Più o meno un terzo di campionato e per il Napoli arriva il momento di una prima riflessione. Al completamento del girone di andata per gli azzurri manca la frazione imprevista, quel gruppetto di squadre che pochi avrebbero accreditato a ridosso delle prime, se non insieme alle prime. Fiorentina, Lazio, l’ostica Udinese e, sia pur in crisi, la Roma dei tanti ricordi amarissimi.
Antonio Conte in questo primo terzo ha riportato il Napoli in vetta. Di misura, con sofferenza, almeno in quella dimensione apparente di una squadra dall’impressione affannata, ma dal piglio solido e raramente apparso fragile. Quello che a Napoli non si era mai visto negli ultimi decenni. Nemmeno durante la stagione dominante dello scudetto. Due anni fa i partenopei vincevano imponendo una fase offensiva che serviva pure a quella difensiva.
Adesso la polarità si è invertita, a vantaggio di un sistema di gioco fintamente “assente”, essenziale fino alla noia, ma votato a una lingua elementare ma mai sgrammaticata. La dissimulazione al dovere di piacere. Senza ammiccamenti e tenerezze. Un calcio che non ha paura di tornare allo sporco che un tempo era ragione di nobile umiltà.
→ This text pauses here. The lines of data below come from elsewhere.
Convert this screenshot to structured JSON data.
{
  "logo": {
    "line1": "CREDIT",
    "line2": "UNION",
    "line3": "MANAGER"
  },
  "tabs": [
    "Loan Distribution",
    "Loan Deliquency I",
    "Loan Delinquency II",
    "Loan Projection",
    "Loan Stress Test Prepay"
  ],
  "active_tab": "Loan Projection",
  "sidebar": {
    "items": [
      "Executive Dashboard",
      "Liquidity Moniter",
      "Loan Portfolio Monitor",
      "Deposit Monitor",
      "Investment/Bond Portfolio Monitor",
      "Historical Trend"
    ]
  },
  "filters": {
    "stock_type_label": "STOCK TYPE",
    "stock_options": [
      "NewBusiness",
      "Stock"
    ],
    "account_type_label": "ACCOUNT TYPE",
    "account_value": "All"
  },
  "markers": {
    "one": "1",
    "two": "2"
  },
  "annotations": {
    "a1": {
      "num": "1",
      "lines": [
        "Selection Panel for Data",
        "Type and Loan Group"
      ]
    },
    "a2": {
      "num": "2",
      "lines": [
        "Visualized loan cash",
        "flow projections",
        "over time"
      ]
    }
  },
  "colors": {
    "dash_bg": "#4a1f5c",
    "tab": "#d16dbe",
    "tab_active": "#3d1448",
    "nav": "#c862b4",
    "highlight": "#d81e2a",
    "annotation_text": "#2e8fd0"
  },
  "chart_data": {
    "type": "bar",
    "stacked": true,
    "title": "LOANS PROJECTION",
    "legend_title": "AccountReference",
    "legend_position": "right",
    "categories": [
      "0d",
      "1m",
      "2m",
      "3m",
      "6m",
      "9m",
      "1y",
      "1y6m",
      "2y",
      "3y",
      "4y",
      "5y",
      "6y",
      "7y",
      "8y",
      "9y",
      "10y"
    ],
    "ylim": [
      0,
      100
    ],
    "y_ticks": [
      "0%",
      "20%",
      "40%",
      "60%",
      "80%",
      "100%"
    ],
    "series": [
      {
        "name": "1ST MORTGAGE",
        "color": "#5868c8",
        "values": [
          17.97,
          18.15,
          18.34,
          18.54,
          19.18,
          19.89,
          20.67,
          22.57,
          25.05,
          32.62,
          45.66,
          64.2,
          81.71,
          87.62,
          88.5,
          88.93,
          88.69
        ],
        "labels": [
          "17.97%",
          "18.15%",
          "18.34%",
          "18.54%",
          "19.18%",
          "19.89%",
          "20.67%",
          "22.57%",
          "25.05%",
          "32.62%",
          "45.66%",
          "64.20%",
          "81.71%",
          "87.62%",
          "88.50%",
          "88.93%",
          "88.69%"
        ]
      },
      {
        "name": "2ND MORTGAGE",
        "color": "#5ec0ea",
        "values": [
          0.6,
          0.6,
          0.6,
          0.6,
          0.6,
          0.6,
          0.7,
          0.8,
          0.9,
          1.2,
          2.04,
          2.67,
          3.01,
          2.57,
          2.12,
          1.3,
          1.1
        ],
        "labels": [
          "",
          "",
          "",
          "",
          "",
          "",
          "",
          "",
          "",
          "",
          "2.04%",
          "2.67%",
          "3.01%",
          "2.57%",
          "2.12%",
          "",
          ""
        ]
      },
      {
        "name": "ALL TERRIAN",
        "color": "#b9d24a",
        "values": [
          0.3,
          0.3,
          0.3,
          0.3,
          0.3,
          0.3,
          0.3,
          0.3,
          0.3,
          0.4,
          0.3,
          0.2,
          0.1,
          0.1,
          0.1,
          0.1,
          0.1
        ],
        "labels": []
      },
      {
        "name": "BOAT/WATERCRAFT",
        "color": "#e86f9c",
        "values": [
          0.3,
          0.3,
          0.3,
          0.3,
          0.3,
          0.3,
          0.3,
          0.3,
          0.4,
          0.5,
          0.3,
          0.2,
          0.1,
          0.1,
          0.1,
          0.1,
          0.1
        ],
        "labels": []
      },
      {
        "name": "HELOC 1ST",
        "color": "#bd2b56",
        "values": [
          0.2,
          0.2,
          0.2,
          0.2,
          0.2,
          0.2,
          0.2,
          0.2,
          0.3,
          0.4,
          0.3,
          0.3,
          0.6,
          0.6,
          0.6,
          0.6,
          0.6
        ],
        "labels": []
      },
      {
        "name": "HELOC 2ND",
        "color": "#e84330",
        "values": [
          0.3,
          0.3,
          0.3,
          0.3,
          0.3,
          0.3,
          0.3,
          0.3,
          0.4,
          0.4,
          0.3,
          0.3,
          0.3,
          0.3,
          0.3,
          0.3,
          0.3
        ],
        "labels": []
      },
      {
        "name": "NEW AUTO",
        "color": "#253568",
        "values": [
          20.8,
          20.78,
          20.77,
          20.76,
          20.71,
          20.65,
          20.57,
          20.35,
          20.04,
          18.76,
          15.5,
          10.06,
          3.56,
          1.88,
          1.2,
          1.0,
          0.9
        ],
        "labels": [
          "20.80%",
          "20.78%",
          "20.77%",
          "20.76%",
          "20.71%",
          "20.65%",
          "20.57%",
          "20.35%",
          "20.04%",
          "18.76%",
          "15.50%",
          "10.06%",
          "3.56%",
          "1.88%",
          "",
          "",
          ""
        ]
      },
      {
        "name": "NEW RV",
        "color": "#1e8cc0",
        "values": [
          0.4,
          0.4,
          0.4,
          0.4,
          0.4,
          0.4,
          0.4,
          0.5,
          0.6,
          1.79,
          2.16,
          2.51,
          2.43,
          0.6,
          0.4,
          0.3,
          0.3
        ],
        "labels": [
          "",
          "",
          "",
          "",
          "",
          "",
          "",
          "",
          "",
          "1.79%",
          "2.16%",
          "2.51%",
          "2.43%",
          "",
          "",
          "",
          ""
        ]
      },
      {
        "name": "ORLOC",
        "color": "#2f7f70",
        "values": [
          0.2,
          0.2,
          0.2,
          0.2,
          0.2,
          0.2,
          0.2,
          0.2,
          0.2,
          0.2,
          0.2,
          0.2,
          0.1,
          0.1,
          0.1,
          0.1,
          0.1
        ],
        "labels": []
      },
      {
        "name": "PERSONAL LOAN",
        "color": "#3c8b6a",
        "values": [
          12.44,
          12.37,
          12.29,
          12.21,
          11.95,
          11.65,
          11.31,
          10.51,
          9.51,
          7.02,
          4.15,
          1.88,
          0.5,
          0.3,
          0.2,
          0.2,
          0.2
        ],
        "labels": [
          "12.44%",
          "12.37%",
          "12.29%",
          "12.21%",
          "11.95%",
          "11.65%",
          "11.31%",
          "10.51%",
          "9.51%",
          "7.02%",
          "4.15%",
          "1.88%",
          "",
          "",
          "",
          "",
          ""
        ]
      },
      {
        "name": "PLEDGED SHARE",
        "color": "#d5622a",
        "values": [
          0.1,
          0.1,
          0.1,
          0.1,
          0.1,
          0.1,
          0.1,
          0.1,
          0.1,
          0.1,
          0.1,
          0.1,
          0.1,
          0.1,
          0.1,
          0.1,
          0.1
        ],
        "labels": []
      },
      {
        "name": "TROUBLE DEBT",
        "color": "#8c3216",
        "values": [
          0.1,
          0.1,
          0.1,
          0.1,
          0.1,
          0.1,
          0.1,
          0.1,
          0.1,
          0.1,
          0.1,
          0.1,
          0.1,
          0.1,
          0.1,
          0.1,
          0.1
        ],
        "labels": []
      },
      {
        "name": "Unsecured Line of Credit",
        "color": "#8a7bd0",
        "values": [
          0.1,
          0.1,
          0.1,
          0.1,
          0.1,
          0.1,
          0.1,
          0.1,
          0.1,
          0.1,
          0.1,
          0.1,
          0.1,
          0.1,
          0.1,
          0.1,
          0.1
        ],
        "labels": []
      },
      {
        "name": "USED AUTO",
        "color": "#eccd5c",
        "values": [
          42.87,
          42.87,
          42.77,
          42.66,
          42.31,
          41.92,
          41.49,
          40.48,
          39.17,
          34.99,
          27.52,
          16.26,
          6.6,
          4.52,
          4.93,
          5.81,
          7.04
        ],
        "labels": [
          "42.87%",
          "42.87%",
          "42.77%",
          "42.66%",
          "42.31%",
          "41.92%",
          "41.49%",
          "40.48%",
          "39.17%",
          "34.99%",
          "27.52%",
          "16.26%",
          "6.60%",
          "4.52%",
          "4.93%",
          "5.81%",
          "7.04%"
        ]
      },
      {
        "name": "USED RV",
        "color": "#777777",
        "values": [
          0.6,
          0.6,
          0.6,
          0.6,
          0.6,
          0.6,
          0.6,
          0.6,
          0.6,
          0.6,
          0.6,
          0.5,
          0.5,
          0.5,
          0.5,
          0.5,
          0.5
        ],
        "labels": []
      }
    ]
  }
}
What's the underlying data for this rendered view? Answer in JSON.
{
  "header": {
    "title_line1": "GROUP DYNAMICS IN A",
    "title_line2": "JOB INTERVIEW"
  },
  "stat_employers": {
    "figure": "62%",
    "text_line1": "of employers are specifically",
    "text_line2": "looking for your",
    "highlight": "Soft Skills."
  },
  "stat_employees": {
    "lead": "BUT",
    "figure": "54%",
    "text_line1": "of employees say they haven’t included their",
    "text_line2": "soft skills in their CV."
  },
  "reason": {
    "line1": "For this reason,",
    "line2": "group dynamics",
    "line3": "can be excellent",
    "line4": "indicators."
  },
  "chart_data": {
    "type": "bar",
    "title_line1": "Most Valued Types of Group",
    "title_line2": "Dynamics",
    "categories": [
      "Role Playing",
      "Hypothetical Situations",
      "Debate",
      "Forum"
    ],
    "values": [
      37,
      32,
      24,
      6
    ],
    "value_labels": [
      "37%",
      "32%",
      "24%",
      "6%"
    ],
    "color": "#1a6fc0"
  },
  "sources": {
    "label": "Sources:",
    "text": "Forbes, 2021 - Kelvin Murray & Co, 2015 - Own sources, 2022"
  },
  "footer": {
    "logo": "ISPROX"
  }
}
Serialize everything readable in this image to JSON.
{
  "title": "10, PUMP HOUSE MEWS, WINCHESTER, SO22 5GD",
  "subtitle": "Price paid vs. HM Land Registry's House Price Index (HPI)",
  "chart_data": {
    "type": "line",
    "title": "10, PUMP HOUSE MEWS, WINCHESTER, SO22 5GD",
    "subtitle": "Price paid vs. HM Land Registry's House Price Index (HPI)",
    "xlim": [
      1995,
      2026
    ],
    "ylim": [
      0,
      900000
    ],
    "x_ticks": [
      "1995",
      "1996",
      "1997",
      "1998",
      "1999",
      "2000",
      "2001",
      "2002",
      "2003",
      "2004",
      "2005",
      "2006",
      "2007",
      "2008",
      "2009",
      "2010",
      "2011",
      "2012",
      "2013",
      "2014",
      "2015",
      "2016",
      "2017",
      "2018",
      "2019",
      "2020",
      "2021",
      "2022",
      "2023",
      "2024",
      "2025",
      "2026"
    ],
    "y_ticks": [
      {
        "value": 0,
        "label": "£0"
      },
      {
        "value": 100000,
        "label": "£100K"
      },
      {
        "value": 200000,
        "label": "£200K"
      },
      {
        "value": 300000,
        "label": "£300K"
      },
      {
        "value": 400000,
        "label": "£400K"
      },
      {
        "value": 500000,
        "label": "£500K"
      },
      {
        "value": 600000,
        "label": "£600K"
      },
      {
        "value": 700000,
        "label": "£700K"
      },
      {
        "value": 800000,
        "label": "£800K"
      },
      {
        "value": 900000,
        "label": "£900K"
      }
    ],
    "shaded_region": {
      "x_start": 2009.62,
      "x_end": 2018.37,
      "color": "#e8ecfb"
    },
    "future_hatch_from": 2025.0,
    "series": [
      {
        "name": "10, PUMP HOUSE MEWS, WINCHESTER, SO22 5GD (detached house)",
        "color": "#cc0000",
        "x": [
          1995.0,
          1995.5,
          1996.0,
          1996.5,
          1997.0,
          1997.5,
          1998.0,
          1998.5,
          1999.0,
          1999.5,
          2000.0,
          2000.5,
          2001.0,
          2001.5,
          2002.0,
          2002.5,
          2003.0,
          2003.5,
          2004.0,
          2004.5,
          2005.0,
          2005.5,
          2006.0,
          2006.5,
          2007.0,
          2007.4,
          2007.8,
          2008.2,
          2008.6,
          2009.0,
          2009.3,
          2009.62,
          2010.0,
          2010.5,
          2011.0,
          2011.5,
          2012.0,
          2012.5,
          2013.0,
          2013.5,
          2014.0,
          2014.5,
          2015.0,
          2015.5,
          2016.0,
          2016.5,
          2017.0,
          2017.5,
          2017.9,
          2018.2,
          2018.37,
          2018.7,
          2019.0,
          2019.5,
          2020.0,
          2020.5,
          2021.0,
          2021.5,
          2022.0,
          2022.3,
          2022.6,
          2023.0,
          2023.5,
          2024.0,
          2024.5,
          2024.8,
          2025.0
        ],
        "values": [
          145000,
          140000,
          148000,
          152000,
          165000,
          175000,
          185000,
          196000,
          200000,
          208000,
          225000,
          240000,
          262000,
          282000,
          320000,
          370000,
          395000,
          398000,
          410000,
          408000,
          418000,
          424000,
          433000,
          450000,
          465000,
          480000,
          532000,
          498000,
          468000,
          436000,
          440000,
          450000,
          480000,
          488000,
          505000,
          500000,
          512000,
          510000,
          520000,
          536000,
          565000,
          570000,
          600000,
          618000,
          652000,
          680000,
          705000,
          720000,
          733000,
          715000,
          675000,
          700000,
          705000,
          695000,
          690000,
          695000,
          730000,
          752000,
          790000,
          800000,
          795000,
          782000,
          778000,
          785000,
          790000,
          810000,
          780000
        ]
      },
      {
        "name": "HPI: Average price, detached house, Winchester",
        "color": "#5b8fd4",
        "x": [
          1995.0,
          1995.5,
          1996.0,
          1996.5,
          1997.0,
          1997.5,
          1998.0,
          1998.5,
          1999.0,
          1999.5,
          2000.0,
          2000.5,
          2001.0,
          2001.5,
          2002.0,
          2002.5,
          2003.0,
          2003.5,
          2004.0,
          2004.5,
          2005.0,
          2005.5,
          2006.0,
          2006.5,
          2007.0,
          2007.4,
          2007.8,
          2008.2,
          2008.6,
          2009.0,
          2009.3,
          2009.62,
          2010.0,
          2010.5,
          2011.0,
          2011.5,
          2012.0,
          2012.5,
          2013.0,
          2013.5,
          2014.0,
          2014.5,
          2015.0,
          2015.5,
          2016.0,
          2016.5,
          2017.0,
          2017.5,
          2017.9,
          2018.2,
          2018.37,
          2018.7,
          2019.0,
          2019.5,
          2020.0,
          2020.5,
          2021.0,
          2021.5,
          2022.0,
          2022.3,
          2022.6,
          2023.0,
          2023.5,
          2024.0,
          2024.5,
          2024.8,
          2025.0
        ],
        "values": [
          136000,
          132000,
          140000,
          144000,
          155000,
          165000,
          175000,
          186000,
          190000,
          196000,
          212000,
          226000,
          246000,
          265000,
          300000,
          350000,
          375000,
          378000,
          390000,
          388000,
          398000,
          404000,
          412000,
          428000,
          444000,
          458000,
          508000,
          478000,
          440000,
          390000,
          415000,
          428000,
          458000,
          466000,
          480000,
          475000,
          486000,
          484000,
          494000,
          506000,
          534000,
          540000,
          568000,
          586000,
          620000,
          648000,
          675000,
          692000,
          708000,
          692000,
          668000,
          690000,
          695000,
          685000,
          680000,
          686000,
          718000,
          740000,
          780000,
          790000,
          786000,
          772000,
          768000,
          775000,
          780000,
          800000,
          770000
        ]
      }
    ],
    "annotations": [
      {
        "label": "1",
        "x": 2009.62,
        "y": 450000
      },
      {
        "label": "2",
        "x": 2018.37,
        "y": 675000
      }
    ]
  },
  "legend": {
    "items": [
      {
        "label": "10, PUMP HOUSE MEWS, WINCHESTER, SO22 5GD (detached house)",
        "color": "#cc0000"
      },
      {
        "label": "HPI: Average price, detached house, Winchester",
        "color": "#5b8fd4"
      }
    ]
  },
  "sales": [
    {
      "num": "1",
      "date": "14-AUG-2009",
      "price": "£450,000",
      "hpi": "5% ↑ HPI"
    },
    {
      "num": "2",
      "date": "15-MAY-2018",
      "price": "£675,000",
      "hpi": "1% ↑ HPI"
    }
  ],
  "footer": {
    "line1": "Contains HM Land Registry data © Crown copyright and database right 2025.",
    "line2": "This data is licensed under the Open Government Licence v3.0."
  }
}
Un ritorno a un biennio, più volte ricordato, in cui Maradona guidò il Napoli più forte di sempre. Con le dovute proporzioni questo lo ha ricordato in alcune partite e ne sta inconsciamente prendendo spunto da inizio stagione.
Conte ha manomesso l’élan vital di una piazza divisa tra le ideologie del bel gioco e le memorie “corrotte” di un mister che un tempo stava dalla parte del nemico. Un’inimicizia interiorizzata a tal punto da rendersi costituzionale, ignara dei meccanismi opportunistici di un mondo in cui ognuno recita una parte e pochi la rendono attendibile.
Antonio Conte sta cercando di proporsi sull’equilibrio tra la dignità vincente del suo passato e la riaffermazione in un presente per cui un giorno la storia scarna e ricchissima di un calcio bandiera, quello napoletano, possa un giorno portare anche il suo nome. Come questo Napoli che lotta per riaversi definitivamente. Senza fronzoli, sgriffando le presunte necessità di un’estetica che in fondo è l’uscita di emergenza dalle vittorie mancate.
Tuttavia dietro quel primo posto s’è serrata una mischia di inseguitrici che sembrano aver composto un’onda potentissima che spingerà forte a insidiare quella prudenza che fino a questo momento ha fatto parlare più il campo che le parole. Una resistenza che di giornata in giornata minaccia di diradare pericolosamente ogni linea di insidia. Se prima era ogni partita, adesso è ogni frammento di essa. Questo Napoli sta frazionando il frangente per affrontarlo senza trascuratezza alcuna. Una cosa avvenuta tanti anni fa. Di cui ancora si parla.